Presidi sul piede di guerra contro i tagli retroattivi Pronti ricorsi al giudice e mobilitazioni a gogò

da ItaliaOggi

Presidi sul piede di guerra contro i tagli retroattivi Pronti ricorsi al giudice e mobilitazioni a gogò

Un nuovo vertice domani al miur per trovare una soluzione tecnica

Giorgio Candeloro

Moderata soddisfazione – per essere stati ascoltati e per la promessa che le loro richieste verranno quanto meno valutate – mescolata ad una buona dose di diffidenza e al timore di aver ottenuto un risultato soltanto interlocutorio. Sembra questo il sentimento dei dirigenti scolastici in agitazione dopo l’incontro del 4 dicembre col sottosegretario Faraone, seguito alla la manifestazione di protesta sotto la sede del Miur.

Un’iniziativa che ha visto scendere in piazza moltissimi presidi, chiamati alla protesta da una mobilitazione unitaria di tutte le sigle sindacali della dirigenza, con in testa Anp, Snals e Cgil, Cisl e Uil. Un nuovo incontro ci sarà domani.

I dirigenti arrabbiati che hanno invaso in diverse centinaia la scalinata del palazzo del ministero rispondevano solo in parte alla tradizionale immagine del preside (o della preside) attempato e dai capelli grigi: tra i manifestanti giunti da tutta Italia erano tanti anche i giovani vincitori dell’ultimo concorso; quarantenni o poco più giunti alla dirigenza dopo procedure concorsuali complesse e martoriate da ricorsi e ritardi burocratici durati anni. In prevalenza una protesta motivata da ragioni economiche, determinate dalla mancata erogazione di una parte di retribuzione, il Fondo Unico Nazionale (in pratica il salario accessorio dei presidi), atteso da due anni e tagliato pesantemente dal Miur su indicazione del Mef per un importo di poco meno di 50 milioni di euro. Come se non bastasse i tagli sono stati estesi anche al passato, applicandoli pure al fondo 2012-13 e 2013-14, con il risultato che molti dirigenti si sono visti recapitare una richiesta di restituzione di somme già percepite per un ammontare oscillante tra i 5000 e i 10000 euro.
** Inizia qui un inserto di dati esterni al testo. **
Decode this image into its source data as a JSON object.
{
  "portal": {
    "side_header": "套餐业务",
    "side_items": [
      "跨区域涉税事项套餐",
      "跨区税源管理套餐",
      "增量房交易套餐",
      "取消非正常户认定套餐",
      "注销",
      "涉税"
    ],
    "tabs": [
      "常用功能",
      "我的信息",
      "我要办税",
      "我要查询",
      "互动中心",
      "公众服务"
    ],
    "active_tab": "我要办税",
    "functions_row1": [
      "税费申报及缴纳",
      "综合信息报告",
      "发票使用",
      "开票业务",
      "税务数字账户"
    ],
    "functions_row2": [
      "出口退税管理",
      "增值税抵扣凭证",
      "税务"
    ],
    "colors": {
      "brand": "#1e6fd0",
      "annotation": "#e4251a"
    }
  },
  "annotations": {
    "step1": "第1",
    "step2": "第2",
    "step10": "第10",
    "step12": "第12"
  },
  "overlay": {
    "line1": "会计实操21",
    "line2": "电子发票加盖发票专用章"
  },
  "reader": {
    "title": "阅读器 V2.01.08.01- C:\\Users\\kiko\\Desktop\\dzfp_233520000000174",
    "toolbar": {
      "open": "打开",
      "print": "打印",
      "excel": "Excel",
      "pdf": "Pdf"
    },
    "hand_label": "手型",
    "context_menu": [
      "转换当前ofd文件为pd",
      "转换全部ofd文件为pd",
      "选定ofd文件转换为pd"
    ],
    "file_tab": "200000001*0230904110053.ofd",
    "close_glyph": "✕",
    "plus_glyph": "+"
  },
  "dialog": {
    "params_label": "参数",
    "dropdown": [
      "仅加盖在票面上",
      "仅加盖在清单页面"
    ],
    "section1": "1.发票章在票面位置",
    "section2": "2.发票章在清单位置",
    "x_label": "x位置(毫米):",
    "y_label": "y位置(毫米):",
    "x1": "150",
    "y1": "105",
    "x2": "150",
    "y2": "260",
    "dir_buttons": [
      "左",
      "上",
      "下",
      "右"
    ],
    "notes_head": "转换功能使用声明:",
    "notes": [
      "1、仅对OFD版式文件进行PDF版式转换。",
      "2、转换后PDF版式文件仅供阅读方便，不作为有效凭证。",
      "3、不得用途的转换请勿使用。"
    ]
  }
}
Una beffa dolorosa, originata da un errore dell’amministrazione, come sottolinea Giorgio Rembado, presidente dell’ANP: «Si tratta di somme che non sono a carico dell’erario ma derivano da accantonamenti della categoria. Non vengono assegnate perché il Mef e l’Ufficio centrale del bilancio hanno un’interpretazione diversa di una norma». Sul tappeto anche la questione del mancato rinnovo contrattuale, bloccato come tutti quelli del pubblico impiego, e fermo ormai da sei anni. In campo anche la vecchia questione della perequazione retributiva con gli altri dirigenti della pubblica amministrazione –ma da questo orecchio sembra proprio che il governo non voglia sentire- resa peraltro impossibile proprio dal mancato rinnovo del contratto.

Forse anche per questo sulle scale del Ministero campeggiava giovedì scorso uno striscione con lo slogan «Invisibili per il Governo»: i dirigenti scolastici italiani, insomma si sentono demotivati e poco rispettati, vittime di una doppia ingiustizia: il fatto di guadagnare molto meno della restante dirigenza pubblica, e l’ aggravio continuo di responsabilità e carichi di lavoro a fronte, addirittura, della riduzione stipendiale determinata dal taglio del Fondo.

Durante l’incontro, comunque, Faraone sembra aver rassicurato i rappresentanti della dirigenza, riconoscendo la legittimità delle loro richieste e assumendo l’impegno di affrontare le questioni poste attraverso un confronto con il Mef all’indomani dell’approvazione definitiva della legge di stabilità. Il sottosegretario ha anche riconosciuto che l’insieme delle richieste dei dirigenti richiederanno interventi legislativi e, nota dolente, la difficile individuazione di risorse aggiuntive.

Per ora è stato fissato un nuovo incontro per il 10 dicembre al ministero per iniziare l’indispensabile lavoro tecnico preparatorio ad ogni futura soluzione politica della questione. I dirigenti però, si fidano fino a un certo punto: pur considerando l’incontro un primo passo positivo, temono lungaggini e meline, soprattutto da parte dell Mef. E intanto affilano le armi non escludendo, se necessario, il ricorso ad azioni giudiziarie.